Bauhaus building in Tel Aviv .
(photo credit: TALMORYAIR/WIKIMEDIA COMMONS)
Finance Minister Moshe Kahlon signed a new regulation Tuesday putting a 90-day cap on issuing building permits.
Kahlon hopes the regulation, to be implemented in stages over the next six months, will cut down waiting times for the licenses, a hurdle to completing residential buildings and lower the cost of housing.
“Bureaucracy is one of the main factors that ignited the housing crisis in Israel in recent years, and this reform deals directly with the root of the problem,” Kahlon said.
According to the Bank of Israel, the average pipeline for a building project is 13 years, only two of which are spend in actual construction. The licensing represents only one step in that lengthy process.
The regulation would require all local councils to provide full, detailed information on building planning, regional guidelines and restrictions to developers, and forbid the retroactive addition of additional requirements.

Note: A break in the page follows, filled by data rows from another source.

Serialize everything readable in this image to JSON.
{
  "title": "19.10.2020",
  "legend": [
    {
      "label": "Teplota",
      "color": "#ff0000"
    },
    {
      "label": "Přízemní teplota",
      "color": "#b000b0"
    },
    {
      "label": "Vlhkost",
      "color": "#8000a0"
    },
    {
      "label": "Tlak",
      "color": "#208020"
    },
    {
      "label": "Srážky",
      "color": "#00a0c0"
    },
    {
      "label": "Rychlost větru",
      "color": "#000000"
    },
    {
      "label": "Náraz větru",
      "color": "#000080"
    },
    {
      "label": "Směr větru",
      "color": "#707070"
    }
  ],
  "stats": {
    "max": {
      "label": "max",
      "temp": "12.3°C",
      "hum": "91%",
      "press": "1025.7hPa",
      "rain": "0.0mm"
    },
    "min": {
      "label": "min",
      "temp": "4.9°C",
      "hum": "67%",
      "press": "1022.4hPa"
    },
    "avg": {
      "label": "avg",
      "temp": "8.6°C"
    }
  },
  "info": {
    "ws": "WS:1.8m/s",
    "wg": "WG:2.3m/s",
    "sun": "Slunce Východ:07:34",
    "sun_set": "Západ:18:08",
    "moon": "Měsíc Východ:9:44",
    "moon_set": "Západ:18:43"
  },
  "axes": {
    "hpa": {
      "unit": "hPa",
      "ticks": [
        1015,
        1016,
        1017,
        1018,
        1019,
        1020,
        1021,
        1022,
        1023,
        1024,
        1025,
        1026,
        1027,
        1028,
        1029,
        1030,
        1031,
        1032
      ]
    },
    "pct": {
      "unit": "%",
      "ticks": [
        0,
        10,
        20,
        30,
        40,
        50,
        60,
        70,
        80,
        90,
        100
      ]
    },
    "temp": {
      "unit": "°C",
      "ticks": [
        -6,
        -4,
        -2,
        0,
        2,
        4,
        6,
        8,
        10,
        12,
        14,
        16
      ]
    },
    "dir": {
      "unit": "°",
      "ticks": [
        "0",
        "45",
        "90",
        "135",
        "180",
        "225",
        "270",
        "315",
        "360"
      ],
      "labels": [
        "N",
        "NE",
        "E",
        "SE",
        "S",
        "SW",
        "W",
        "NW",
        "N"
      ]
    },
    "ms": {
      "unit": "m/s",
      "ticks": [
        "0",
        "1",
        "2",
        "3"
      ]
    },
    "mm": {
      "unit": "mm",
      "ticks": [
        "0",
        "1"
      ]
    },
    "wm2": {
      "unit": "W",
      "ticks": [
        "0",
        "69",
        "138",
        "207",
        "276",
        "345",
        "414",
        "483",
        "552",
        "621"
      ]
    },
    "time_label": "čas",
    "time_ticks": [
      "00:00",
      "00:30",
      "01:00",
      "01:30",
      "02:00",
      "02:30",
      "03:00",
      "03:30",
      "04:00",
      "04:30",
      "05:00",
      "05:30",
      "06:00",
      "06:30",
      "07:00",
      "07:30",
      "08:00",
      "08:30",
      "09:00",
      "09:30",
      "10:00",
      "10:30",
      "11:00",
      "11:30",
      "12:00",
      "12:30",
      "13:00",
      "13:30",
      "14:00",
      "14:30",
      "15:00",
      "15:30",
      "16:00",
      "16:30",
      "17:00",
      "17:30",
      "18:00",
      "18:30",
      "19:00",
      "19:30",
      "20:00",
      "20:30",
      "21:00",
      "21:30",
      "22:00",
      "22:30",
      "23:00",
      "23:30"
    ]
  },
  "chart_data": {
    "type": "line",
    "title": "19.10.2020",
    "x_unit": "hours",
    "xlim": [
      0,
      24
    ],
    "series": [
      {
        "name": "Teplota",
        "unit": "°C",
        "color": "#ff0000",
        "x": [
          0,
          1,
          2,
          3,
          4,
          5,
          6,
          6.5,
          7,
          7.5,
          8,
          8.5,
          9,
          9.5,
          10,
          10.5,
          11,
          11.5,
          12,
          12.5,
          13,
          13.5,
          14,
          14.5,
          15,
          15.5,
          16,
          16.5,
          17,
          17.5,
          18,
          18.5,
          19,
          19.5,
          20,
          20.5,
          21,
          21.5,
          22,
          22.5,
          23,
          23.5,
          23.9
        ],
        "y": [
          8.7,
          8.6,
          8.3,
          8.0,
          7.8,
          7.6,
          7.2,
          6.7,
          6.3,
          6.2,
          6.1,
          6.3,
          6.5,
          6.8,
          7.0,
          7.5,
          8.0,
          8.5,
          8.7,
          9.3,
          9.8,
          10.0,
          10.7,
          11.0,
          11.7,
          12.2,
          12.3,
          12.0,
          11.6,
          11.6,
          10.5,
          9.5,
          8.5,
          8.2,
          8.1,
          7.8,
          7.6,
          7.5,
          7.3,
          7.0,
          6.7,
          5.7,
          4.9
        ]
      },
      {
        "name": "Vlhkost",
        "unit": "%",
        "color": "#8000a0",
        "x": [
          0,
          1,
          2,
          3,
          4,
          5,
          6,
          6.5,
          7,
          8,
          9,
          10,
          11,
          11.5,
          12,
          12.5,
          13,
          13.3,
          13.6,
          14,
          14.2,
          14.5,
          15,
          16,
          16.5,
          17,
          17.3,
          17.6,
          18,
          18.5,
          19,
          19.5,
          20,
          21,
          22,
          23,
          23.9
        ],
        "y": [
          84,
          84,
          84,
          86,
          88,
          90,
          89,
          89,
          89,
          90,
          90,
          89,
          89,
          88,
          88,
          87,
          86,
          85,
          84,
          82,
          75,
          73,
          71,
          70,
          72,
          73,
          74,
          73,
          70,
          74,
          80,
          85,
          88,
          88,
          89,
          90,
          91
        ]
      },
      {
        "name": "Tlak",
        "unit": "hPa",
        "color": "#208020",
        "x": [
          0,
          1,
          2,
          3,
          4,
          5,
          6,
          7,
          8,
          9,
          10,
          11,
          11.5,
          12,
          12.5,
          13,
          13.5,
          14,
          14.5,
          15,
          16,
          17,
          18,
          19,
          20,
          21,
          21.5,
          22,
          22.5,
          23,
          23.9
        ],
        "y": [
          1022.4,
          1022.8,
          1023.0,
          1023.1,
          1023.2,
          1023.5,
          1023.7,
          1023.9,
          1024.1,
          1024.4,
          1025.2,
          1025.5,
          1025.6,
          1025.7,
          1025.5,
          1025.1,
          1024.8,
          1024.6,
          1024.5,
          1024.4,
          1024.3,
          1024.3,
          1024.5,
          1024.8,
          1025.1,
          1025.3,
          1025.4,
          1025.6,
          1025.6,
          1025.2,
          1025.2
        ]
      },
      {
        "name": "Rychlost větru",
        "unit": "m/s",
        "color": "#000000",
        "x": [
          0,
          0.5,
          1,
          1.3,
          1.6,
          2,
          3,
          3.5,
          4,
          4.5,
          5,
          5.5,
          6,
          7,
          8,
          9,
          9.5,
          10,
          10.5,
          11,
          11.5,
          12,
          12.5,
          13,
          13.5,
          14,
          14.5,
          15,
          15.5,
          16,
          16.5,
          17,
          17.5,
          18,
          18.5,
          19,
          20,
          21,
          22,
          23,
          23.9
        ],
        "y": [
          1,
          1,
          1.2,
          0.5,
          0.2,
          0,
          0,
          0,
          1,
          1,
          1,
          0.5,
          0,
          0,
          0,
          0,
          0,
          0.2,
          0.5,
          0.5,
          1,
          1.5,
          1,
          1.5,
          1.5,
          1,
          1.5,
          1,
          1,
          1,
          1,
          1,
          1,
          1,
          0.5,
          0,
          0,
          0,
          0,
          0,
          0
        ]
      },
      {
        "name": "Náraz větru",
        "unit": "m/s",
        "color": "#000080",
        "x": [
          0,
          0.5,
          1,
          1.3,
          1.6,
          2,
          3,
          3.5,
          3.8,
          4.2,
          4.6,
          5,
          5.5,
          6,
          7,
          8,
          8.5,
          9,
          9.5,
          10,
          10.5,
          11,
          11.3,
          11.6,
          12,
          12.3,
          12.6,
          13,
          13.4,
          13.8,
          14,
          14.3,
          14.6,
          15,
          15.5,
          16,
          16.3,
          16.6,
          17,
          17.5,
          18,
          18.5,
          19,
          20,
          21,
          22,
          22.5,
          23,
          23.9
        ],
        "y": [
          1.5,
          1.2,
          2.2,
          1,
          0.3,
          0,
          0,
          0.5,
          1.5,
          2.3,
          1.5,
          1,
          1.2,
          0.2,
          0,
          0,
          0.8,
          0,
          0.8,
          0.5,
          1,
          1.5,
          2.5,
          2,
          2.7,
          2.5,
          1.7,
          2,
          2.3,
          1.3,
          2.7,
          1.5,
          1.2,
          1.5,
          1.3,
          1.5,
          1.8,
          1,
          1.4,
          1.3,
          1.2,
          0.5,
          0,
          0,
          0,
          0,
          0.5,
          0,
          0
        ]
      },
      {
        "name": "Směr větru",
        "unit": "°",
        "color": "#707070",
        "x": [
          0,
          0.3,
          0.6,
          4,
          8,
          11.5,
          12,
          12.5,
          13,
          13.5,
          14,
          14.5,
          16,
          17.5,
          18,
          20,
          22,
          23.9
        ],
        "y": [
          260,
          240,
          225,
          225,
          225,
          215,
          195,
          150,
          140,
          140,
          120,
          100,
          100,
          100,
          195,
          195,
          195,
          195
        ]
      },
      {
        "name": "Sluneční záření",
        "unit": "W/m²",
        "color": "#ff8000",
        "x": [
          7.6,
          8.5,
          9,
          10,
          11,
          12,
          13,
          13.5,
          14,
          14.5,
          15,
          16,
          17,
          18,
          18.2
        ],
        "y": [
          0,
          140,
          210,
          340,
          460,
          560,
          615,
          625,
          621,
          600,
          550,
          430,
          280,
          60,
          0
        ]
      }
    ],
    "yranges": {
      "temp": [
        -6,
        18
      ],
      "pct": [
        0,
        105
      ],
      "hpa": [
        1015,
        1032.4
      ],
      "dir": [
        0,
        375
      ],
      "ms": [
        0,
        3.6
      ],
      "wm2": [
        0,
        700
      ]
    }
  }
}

Licensing will also be done through an e-government website designed to streamline information and registration processes.
But the ministry urged patience among builders as well, especially as the website is being set up.
“As with any new online system, there will be problems in the early stages of its launch, and we therefore ask the public to update us about every mistake so that we can take care of it right away,” said Binat Schwartz, director of the ministry’s planning authority.
The NIS 120 million initiative aims to reduce the time frame for obtaining a building permit to 45 days for some types of building. But critics said the reform does not go far enough.
Moshe Raz-Cohen, a partner at the Tel Aviv law firm Raz-Cohen, Prashker & Co. which specializes in real estate, said the new regulations won’t affect many real estate permit requests.
“I would estimate that 80 percent of the requests for significant construction permits include benefit requests,” he said.
Permits applications with benefit requests, he explained, still have to be approved by a committee that is not subject to timetables.